It often escapes me that Boston encompasses more than just our strip of campus. But, whenever I seem to forget, I find myself in some unknown part of the city that makes me love it even more. This past week, I had to go on a Boston scavenger hunt with my organizational behavior team. We walked and walked until we got to the Public Garden. And then, turning left toward Beacon, we ended up at Beacon Hill.
While this is a well-reputed neighborhood in the city, it was my first time ever being in the area. Though some of you might have visited the cute boutiques and bistros of Beacon Hill before, very few of you have probably made it up the hill to Louisburg Square, the most expensive neighborhood in our local area and one of the most expensive in the country. When you overcome the intimidation of its perfection and climb the winding hill, you are presented with intersecting rows of flawless townhouses. This time of year, the snow atop the red brick makes a charming contrast.
With literally nobody in sight during the day, this neighborhood, which is named after the Battle of Louisburg, is the perfect place to escape from the city bustle. You get the calmness of a suburb and the charm of the Puritan-era, all in one little corner tucked away on Beacon Hill. When it starts to get warmer outside, you could make a day trip out of the neighborhood, which is filled with street-style boutiques. Walking up and down the hills will be a good work out, too.

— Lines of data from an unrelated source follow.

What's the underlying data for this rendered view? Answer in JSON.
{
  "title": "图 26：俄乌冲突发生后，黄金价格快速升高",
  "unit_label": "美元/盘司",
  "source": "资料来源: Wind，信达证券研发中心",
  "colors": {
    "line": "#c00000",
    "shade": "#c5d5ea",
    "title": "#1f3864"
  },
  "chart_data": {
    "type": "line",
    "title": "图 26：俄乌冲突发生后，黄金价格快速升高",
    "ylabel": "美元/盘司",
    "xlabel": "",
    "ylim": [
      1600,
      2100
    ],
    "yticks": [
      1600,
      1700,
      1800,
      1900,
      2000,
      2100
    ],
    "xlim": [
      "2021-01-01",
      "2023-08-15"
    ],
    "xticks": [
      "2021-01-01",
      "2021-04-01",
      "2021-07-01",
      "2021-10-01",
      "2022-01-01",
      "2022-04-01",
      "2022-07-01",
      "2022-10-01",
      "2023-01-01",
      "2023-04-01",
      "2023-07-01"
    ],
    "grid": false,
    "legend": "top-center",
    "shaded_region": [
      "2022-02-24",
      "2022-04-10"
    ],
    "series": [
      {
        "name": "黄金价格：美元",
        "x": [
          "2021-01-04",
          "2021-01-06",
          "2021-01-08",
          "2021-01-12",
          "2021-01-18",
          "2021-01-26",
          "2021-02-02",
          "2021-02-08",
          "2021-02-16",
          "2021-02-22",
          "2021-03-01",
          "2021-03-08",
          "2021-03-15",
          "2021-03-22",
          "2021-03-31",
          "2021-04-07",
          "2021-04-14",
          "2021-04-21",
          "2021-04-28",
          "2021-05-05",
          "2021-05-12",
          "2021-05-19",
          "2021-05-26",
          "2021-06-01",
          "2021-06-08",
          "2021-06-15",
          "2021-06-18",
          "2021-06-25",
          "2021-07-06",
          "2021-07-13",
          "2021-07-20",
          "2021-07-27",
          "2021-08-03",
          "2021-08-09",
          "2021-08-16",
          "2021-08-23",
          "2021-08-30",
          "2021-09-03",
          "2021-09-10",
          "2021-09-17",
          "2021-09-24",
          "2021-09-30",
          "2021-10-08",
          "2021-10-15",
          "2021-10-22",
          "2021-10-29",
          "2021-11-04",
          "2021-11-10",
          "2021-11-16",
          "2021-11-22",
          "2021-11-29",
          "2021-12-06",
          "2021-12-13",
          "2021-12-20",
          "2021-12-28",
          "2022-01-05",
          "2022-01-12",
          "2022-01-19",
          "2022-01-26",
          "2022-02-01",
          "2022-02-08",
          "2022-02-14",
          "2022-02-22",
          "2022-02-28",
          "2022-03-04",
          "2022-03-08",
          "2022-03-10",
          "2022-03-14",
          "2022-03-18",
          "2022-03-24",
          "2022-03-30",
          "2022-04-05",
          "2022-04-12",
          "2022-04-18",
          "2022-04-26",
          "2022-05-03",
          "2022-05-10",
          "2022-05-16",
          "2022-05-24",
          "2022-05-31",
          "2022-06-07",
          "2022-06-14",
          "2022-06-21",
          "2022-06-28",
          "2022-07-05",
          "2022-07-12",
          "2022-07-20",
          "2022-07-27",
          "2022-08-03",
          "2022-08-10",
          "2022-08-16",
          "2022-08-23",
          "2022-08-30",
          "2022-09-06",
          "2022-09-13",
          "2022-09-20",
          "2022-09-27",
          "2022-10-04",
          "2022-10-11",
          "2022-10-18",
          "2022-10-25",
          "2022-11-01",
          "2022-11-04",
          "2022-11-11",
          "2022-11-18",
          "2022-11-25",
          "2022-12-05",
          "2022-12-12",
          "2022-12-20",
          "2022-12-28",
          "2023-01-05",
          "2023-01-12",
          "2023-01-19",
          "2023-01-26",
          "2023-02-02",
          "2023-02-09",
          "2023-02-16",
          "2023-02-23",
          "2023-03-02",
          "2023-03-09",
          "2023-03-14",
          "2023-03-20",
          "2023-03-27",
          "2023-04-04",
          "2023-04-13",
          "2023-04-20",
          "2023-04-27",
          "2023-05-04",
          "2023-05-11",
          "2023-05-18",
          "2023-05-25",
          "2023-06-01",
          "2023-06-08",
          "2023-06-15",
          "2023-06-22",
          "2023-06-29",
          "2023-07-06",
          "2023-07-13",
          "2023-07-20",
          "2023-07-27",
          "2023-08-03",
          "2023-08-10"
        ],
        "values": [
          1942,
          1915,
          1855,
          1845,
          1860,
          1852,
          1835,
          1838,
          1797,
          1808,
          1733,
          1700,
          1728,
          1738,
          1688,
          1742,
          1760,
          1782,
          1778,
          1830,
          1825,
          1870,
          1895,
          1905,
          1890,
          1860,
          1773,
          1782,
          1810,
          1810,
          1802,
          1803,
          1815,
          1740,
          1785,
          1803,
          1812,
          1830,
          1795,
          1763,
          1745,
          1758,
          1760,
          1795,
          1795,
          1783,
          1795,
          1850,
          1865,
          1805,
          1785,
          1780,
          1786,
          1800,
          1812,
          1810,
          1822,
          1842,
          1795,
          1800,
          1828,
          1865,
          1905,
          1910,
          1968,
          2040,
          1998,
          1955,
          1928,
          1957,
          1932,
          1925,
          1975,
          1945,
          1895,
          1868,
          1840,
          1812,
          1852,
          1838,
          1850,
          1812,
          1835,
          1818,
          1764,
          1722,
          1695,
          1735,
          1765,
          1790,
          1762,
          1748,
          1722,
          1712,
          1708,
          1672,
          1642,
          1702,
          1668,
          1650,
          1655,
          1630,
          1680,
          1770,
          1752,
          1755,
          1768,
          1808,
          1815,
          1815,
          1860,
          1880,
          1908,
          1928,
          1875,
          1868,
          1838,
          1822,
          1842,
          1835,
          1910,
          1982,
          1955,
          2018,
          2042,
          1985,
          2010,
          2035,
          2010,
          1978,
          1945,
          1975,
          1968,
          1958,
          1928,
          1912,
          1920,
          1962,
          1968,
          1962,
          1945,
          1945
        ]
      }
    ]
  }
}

There’s so much we tend to miss about Boston, even though we live so close to so many different locales in a city full of history. In Louisburg Square, the average price for a townhouse is over $6 million. It’s difficult to take the time to appreciate that monumental events in history happened in our vicinity. So, if you can battle the Boston chill, you should definitely take a stroll around Beacon Hill, walking toward the true gem that is Louisburg Square. It is an area with a lot of character and something that will surely give you perspective on our city and its rich history.